The default hierarchical model

The default hierarchical model in paramedic places a Poisson distribution on \(V\) and a multinomial distribution on \(W\); a normal distribution on \(\log \mu\), where the distribution depends on a taxon-specific intercept \(\beta_0\) and a covariance matrix \(\Sigma\); and a normal distribution on \(\log e\). The likelihood is (for all \(i\) and \(j\)): \[V_{ij} \mid \mu_{ij} \sim Poisson(\mu_{ij}) \\ p_{ij} = \frac{\mu_{ij}e_j}{\sum_{\ell = 1}^q \mu_{i\ell}e_\ell} \\ W_{i\cdot} \mid M_i, \mu_{i\cdot}, e \sim Multinomial(M_i, p_{i\cdot}).\]

We place the following priors on \(\mu\) and \(e\): \[\log\mu_{i\cdot} \sim N_q(\beta_0, \Sigma) \\ \beta_0 \sim N_q(0, \sigma^2_\beta) \\ \Sigma_{jj} \sim Lognormal(0, \sigma^2_\Sigma) \\ e_j \sim Lognormal(0, \sigma^2_e) \\ \sigma^2_e \sim InvGamma(\alpha_\sigma, \kappa_\sigma).\]

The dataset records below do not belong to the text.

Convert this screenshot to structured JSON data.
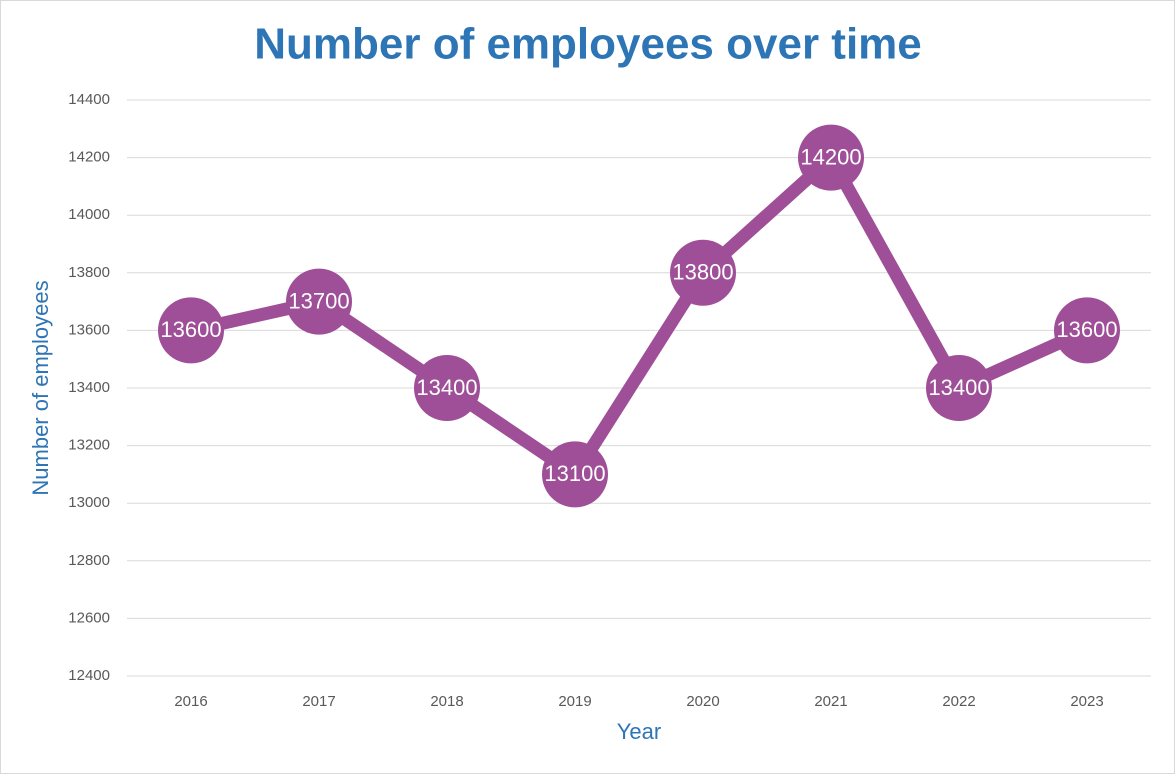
{
  "chart_data": {
    "type": "line",
    "title": "Number of employees over time",
    "x_label": "Year",
    "y_label": "Number of employees",
    "categories": [
      "2016",
      "2017",
      "2018",
      "2019",
      "2020",
      "2021",
      "2022",
      "2023"
    ],
    "values": [
      13600,
      13700,
      13400,
      13100,
      13800,
      14200,
      13400,
      13600
    ],
    "color": "#9e4f97",
    "ylim": [
      12400,
      14400
    ],
    "yticks": [
      12400,
      12600,
      12800,
      13000,
      13200,
      13400,
      13600,
      13800,
      14000,
      14200,
      14400
    ],
    "grid": true
  }
}
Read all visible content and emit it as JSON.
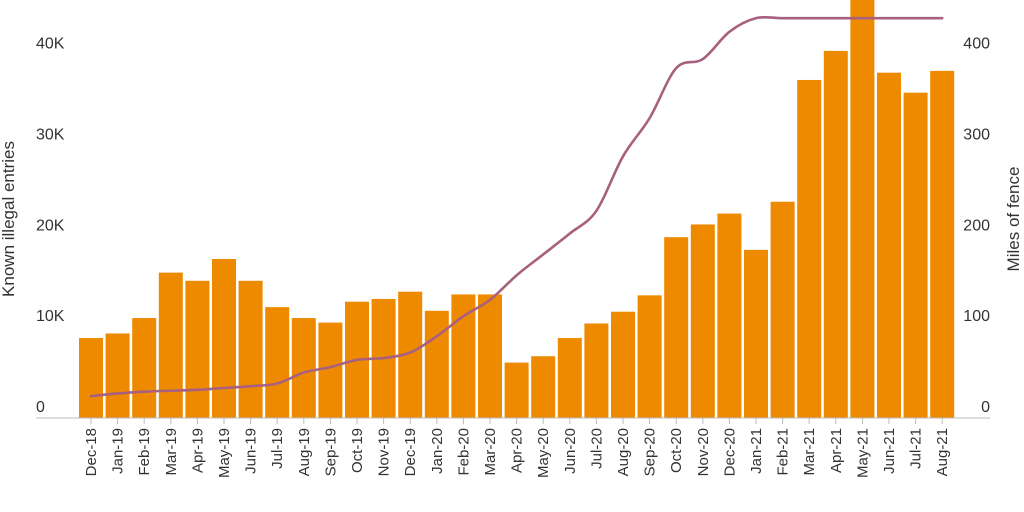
{
  "chart_data": {
    "type": "bar+line",
    "categories": [
      "Dec-18",
      "Jan-19",
      "Feb-19",
      "Mar-19",
      "Apr-19",
      "May-19",
      "Jun-19",
      "Jul-19",
      "Aug-19",
      "Sep-19",
      "Oct-19",
      "Nov-19",
      "Dec-19",
      "Jan-20",
      "Feb-20",
      "Mar-20",
      "Apr-20",
      "May-20",
      "Jun-20",
      "Jul-20",
      "Aug-20",
      "Sep-20",
      "Oct-20",
      "Nov-20",
      "Dec-20",
      "Jan-21",
      "Feb-21",
      "Mar-21",
      "Apr-21",
      "May-21",
      "Jun-21",
      "Jul-21",
      "Aug-21"
    ],
    "series": [
      {
        "name": "Known illegal entries",
        "type": "bar",
        "axis": "left",
        "color": "#EE8A00",
        "values": [
          8800,
          9300,
          11000,
          16000,
          15100,
          17500,
          15100,
          12200,
          11000,
          10500,
          12800,
          13100,
          13900,
          11800,
          13600,
          13600,
          6100,
          6800,
          8800,
          10400,
          11700,
          13500,
          19900,
          21300,
          22500,
          18500,
          23800,
          37200,
          40400,
          47000,
          38000,
          35800,
          38200
        ]
      },
      {
        "name": "Miles of fence",
        "type": "line",
        "axis": "right",
        "color": "#A8607F",
        "values": [
          24,
          27,
          29,
          30,
          31,
          33,
          35,
          38,
          50,
          56,
          64,
          66,
          72,
          90,
          112,
          130,
          157,
          180,
          203,
          228,
          288,
          330,
          385,
          395,
          425,
          440,
          440,
          440,
          440,
          440,
          440,
          440,
          440
        ]
      }
    ],
    "ylabel_left": "Known illegal entries",
    "ylabel_right": "Miles of fence",
    "yticks_left": [
      "0",
      "10K",
      "20K",
      "30K",
      "40K"
    ],
    "yticks_right": [
      "0",
      "100",
      "200",
      "300",
      "400"
    ],
    "ylim_left": [
      0,
      46000
    ],
    "ylim_right": [
      0,
      460
    ],
    "grid": false
  }
}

The following code fits this model in paramedic for the example data:

mod <- paramedic::run_paramedic(W = example_16S_data[, 1:8], V = example_qPCR_data,
                                n_iter = 30, n_burnin = 25, n_chains = 1,
                                stan_seed = 4747, control = list(max_treedepth = 15))

Allowing for covariates

It may be of interest to allow covariates to affect the mean for each taxon. In this case, we may replace the prior on \(\mu\) with the following: \[\log\mu_{i\cdot} \sim N_q(\beta_0 + X_i\beta_1, \Sigma) \\ \beta_0 \sim N_q(0, \sigma^2_\beta) \\ \beta_{1,k} \sim N_q(0, 1),\] where \(\beta_1\) is a matrix with number of rows equal to the number of covariates and number of columns equal to \(q\).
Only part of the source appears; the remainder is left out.